FX 初心者が、最初に戸惑うのが「マージンコール」と「ロスカット」です。

でも大丈夫です。マージンコールとロスカットは、損失額が証拠金の範囲を超えないように、投資家を守る仕組みなのですから。

FXはレバレッジを高く設定して、取引を行なうことができます。しかしレバレッジが高いと、為替相場が少し動いただけで、影響を受けやすくなります。

あなたの予想通りなら良いのですが、逆に為替相場が動くと、損失額が証拠金の範囲を超える可能性が出てきます。

そこでマージンコールとロスカットにより、あなたの損失を一定のレベルで守るように工夫されているのです。

・マージンコール 警告通知(メール)
・ロスカット 反対売買により自動決済

マージンコールとは、証拠金の割合が少なくなると、「証拠金を増やしてください」という警告通知のことで、メールで教えてくれます。

ロスカットは、さらに証拠金の割合が少なくなった場合、証拠金がゼロになるのを防ぐため、反対売買により、強制的に自動決済されます。

ただし、相場が急激に変動すると、反対売買に遅延が生じ、証拠金以上の損失が出る可能性があるので注意してください。

またマージンコールの段階で、証拠金を増やせば、ロスカットにはなりません。ロスカットは恐れるものではなく、あなたを守ってくれる機能と考えると安心できます。

マージンコールとロスカットが発生する証拠金の割合は、FX業者によって違います。取引を始める前によく確認してください。それとマージンコールとロスカットが無いこともあるので、注意してください。

例えば 外為どっとコム の場合は、維持率が50%を下回った場合、マージンコールでメールが来ます。ロスカットは、20%~50%です。(レバレッジにより変わる)

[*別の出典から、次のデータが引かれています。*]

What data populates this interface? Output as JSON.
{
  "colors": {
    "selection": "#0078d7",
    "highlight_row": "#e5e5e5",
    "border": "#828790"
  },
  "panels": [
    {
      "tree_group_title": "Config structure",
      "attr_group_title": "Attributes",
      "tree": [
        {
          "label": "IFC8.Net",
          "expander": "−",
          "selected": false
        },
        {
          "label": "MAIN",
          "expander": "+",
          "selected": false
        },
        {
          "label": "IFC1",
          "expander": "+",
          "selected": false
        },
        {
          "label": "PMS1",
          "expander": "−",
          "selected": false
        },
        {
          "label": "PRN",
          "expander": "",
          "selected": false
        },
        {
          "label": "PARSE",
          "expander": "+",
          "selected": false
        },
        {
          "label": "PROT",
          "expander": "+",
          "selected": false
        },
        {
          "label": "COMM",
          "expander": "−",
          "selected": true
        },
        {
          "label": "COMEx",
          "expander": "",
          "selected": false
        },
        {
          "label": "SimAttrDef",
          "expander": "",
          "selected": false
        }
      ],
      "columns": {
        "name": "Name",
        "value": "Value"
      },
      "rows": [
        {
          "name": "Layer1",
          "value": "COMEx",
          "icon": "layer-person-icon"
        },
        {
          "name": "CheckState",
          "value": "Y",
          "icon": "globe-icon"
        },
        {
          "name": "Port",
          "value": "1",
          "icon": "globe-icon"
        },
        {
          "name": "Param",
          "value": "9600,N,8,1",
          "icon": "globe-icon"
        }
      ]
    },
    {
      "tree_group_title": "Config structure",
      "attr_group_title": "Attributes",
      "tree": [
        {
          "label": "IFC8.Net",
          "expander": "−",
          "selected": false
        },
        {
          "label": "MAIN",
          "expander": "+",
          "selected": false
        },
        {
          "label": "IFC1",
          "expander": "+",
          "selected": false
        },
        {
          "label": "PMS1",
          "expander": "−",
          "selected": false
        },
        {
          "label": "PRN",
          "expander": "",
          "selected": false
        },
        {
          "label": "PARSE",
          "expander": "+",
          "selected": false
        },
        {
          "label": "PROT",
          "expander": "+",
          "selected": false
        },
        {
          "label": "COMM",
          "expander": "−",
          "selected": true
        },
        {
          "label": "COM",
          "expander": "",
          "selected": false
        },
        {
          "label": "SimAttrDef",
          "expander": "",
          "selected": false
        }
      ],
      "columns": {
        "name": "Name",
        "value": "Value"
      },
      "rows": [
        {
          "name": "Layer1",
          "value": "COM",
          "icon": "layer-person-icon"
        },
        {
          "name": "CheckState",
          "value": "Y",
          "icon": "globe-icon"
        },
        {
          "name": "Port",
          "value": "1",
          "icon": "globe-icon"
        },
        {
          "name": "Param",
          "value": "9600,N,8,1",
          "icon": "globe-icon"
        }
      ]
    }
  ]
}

クリック証券 では、時価評価総額が必要証拠金額の70%を下回ったときに、ロスカットになります。

具体的な例は、以下のようになります。
・為替レート「1ドル=100円」
・ポジション 1万ドル買い
・レバレッジ 10倍
・証拠金額 10万円
・マージンコール 50%
・ロスカット 30%

この場合だと、レバレッジが10倍なので、必要な証拠金額は10万円です。証拠金額が、マージンコールが5万円、ロスカットが3万円を下回ると発生します。

1万ドル買っているので、為替レートがたった1円でも円高に動くと、1万円の損失になります。つまりマージンコールは5円以上、ロスカットは7円以上の円高で発生します。

もしレバレッジが1倍なら、マージンコールは50円以上、ロスカットは70円以上の円高にならない限り発生しません。

このことからも、レバレッジの設定がいかに影響を与えるかがわかります。またFXでは、「1円」は大きな変動だということがわかると思います。

そもそもマージンコールやロスカットの対象になるのは、あなたの予想と逆に相場が動いているということです。

本来なら、マージンコールやロスカットの対象になる前に、自分で損切り注文を入れておくべきです。FXで投資する前に、出口戦略をしっかり考えることが、損失を拡大させないためには重要です。

マージンコールやロスカットは、最終的な保護機能だと思って、なるべく使うことがないようにしましょう。